Data compression and zero suppression

Data compression and zero suppression is currently handled by functions in lardata's RawData package, in raw.cxx. The 35t detector simulation SimWireDUNE35t passes the raw adc vectors of shorts along with user-set fcl parameters to raw::Compress, an overloaded function that selects the method of data compression.

Compress function

The compress function accepts the raw adc vector along with the type of data compression requested, which can be zero suppression, Huffman coding, a combination of both (i.e. zero suppression followed by Huffman coding), or none, in which case the function returns the original adc vector. Compressed data can be uncompressed by the "Uncompress" function, which applies the appropriate decompressing routine to return the original adc vector. If zero suppression has been applied, the decompressed vector's entries below threshold will be filled by the pedestal value.

Zero suppression

The zero suppression algorithm scans over the raw adc vector of floats for values differing from the pedestal values specified by the pedestal parameter by an absolute value above the threshold specified by the parameter zerothreshold. Values differing from the pedestal by the threshold are saved in blocks where each block is preceded or followed by at least a number of values below threshold defined by the nearestneighbor parameter. Neighboring blocks are merged and the beginning and ending of the vectors are accounted for. The zero suppression can also save blocks on neighboring channels happening in parallel to the blocks around the signal values, up to a number of channels specified by the NeighboringChannels parameter in detsimmodules_dune.fcl; setting this to zero disables this functionality. The nearest neighboring channel zero suppression is performed by passing a circular buffer of adc vectors on either side of the primary adc vector being zero suppressed and checking if any values in the entire buffer for each time index are above threshold.

The boolean parameter fADCStickyCodeFeature determines if the zero suppression will take into account the 35t's adc sticky code hardware bug which causes adc values' 6 least significant bits to "stick" at 000000 or 111111 with some probability. If the parameter is set to true, the zero suppression will treat any adc value ending in 000000 or 111111 (in binary) as the equivalent of falling below threshold.

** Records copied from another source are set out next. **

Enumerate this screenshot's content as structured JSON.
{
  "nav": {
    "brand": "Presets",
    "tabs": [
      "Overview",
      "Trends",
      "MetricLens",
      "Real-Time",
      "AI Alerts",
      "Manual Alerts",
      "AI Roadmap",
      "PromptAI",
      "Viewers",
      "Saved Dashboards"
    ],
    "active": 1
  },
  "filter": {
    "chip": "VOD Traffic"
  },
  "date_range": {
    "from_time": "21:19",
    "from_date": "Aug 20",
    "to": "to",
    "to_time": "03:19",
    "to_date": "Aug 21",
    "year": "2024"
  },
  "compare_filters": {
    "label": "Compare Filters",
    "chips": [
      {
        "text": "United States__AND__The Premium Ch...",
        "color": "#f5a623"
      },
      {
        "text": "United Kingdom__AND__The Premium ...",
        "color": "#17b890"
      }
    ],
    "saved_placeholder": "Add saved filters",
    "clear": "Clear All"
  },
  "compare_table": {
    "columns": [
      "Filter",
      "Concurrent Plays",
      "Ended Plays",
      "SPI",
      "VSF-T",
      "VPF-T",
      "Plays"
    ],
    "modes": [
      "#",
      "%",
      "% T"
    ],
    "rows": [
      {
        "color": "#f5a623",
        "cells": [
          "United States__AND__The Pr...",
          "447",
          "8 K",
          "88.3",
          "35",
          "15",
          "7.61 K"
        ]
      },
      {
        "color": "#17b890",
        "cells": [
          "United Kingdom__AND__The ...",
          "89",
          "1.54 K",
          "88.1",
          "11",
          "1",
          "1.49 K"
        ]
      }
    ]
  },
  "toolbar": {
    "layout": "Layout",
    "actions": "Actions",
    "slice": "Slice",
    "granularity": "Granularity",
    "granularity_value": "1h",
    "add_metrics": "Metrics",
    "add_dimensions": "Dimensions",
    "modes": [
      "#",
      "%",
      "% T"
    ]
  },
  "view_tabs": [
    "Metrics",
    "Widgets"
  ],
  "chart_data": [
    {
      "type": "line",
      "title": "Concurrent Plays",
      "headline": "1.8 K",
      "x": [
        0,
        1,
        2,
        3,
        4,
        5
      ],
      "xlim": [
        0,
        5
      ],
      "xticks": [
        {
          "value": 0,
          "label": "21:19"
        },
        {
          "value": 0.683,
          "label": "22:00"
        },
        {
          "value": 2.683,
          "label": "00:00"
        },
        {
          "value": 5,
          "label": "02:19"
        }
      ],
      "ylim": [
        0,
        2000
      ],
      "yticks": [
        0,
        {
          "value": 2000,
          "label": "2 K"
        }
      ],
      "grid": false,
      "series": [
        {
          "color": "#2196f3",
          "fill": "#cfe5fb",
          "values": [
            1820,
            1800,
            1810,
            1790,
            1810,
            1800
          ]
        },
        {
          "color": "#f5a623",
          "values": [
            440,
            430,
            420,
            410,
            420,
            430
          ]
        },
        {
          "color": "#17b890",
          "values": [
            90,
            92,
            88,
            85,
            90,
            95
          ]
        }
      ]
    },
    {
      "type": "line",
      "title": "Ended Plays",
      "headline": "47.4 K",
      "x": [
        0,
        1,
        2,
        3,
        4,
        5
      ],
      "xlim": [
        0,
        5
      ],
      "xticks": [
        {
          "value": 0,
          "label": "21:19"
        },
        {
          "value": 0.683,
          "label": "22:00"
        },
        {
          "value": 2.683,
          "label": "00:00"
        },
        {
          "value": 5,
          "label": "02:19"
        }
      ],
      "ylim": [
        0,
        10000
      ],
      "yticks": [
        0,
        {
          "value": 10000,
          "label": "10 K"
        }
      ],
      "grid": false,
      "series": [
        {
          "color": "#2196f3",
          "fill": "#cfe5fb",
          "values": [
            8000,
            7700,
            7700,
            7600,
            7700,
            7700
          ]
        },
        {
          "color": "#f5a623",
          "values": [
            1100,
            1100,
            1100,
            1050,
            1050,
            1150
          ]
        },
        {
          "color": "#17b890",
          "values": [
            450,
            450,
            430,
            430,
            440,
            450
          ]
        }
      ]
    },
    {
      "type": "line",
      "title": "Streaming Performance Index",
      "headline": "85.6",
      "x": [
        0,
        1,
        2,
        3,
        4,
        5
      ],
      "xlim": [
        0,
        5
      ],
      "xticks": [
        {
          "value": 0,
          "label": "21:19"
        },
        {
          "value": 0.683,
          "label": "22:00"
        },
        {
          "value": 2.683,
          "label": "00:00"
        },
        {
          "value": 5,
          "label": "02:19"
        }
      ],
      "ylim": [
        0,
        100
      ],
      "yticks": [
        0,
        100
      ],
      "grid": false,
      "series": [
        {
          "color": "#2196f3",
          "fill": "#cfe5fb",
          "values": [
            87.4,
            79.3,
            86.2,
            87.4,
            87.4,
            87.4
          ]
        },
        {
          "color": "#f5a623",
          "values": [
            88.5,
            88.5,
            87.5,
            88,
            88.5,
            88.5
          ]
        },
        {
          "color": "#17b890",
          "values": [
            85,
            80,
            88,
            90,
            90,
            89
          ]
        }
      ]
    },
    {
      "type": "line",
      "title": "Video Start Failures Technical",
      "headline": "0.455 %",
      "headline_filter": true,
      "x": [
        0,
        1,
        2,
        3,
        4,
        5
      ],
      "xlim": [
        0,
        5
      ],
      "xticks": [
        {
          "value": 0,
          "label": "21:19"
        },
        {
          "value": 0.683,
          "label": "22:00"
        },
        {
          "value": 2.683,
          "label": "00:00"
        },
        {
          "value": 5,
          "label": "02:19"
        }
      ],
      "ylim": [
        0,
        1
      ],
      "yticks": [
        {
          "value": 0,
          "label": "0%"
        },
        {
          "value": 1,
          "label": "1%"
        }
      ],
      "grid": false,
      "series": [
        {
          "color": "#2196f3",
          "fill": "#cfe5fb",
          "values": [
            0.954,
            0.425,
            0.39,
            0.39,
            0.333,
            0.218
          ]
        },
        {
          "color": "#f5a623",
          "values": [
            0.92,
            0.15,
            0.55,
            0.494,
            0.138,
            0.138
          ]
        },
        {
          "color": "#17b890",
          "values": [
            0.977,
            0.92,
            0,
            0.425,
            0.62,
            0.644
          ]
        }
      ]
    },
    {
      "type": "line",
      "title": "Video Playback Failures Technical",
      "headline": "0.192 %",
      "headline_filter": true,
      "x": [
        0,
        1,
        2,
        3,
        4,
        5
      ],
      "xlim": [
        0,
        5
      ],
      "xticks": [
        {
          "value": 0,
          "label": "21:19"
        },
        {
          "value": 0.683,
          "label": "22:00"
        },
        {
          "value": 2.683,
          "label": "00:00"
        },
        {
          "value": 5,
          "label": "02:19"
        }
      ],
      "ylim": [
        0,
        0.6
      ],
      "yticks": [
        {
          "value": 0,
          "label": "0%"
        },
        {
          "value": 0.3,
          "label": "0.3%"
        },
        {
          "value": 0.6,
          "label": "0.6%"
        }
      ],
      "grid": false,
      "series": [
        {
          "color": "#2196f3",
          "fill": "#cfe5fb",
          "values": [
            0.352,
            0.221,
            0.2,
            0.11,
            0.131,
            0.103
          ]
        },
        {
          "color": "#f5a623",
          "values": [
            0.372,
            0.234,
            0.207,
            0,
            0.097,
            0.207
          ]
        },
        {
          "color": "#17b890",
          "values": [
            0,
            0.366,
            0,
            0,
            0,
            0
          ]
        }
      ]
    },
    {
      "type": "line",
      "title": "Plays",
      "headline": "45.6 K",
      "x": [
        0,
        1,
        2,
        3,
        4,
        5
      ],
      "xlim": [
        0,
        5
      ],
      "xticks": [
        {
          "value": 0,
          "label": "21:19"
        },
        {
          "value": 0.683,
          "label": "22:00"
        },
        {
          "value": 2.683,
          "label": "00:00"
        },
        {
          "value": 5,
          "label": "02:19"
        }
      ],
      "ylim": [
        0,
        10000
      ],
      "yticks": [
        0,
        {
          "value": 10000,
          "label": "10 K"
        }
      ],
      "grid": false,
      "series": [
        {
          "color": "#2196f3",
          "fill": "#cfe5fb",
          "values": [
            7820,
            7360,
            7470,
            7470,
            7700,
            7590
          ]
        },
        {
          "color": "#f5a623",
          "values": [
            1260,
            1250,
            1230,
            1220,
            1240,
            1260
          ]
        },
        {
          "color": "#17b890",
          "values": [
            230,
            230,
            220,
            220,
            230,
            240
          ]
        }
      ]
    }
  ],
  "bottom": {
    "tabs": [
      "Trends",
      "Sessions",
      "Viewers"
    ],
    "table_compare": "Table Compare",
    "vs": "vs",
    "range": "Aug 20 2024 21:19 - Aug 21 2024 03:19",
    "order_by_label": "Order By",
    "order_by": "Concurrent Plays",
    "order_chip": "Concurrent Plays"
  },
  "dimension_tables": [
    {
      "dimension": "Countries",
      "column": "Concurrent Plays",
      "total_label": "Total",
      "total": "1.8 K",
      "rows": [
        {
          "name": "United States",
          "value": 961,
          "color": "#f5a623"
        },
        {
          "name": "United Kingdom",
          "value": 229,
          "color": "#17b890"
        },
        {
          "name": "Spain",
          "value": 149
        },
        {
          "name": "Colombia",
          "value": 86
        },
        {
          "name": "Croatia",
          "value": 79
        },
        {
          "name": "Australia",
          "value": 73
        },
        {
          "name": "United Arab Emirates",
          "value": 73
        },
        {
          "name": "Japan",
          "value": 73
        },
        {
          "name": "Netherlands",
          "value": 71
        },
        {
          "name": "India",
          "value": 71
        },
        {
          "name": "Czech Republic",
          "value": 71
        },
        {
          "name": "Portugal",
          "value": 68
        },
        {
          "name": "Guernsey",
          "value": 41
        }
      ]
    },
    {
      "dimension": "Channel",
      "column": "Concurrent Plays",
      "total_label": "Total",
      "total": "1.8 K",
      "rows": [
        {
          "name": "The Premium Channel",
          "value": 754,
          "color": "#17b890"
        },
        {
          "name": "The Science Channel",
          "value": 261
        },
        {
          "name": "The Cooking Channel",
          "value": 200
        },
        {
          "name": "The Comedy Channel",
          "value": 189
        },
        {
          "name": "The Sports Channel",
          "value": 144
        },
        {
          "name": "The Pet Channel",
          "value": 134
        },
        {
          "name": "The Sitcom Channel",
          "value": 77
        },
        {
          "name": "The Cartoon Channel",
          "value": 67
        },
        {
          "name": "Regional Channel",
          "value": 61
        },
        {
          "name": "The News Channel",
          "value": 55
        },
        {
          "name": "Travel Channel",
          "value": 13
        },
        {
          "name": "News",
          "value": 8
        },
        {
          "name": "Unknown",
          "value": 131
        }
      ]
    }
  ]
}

Zero suppressed data coding format

The zero suppressed adc vectors are arranged as follows:

  • First entry is the total number of entries in original adc vector
  • Second entry is the number of blocks of saved values above threshold (and some number of values before and after, determined by nearestneighbor parameter)
  • Original index of each block's first value
  • Total length of each block
  • Contents of each block

Huffman coding

The Huffman coding scheme is based on differences between adc values in adjacent time bins. Huffman coding was developed for MicroBooNE and is not used for most DUNE studies. The coding scheme is:

  • No change for 4 ticks -> 1
  • No change for 1 tick -> 01
  • +1 change -> 001
  • -1 change -> 0001
  • +2 change -> 00001
  • -2 change -> 000001
  • +3 change -> 0000001
  • -3 change -> 00000001
  • Absolute value of change > 3 -> write actual raw value to short

The 15th bit of each short is used to set whether a block is encoded or is a raw value, where 1 is Huffman coded and 0 is raw. The lowest bits of each word are padded out with zeros.

Online zero suppression

The 35-ton DAQ include ZS (zero suppression) to allow the possibility of continuous running. Here is a description of the algorithm used there.

See also the talk by JJ Russell at the September 2015 DUNE collaboration meeting. One change from that talk is that the algorithm is now based on running sums of the signals preceding a bin rather than on the value in the bin itself. There are new parameters specifying the number of ticks in the sum and a noise threshold on the tick signals contributing to each sum.

35-ton ZS algorithm

The online algorithm has seven parameters:
  • NS - Number of ticks included in the running sum
  • NL - Front porch for the signal
  • ND - Size of the dead band
  • NT - Back porch for the signal
  • TS - Threshold for the ADC count in a bin to be included in the running sum
  • TL - Threshold for declaring the start of a signal
  • TD - Threshold for declaring a channel is in the dead band

The algorithm processes each channel independently, sequentially processing the array of 12-bit ADC values in temporal order. For each tick, a running sum RS is evaluated over the preceding NS channels. The sum includes a channel count NRS and the ADC sum ARS. Channels with bit patterns indicating a stuck bit (LS six bits 000000 or 111111) are excluded from both the count and the ADC sum. Channels with signal at or below TS are included in the sum but excluded from the ADC sum.

Ticks remain outside a signal region until their the running sum crosses above threshold, specifically until

ARS(i) > NRS(i)*TL

The tick i where this condition is met is called ISTART.
Ticks are then considered to be in the signal region until they fall below the dead threshold

ARS(i) <= NRS(i)*TD

for ND consecutive ticks. The tick i where that condition is met is called ISTOP. The subsequent tick is outside the signal region and the search for the next signal begins.

ADC signals are retained for NL ticks preceding ISTART and NT after ISTOP, i.e. for [ISTART-NL, ISTOP+NT]. Signals that fall outside all such ranges are suppressed.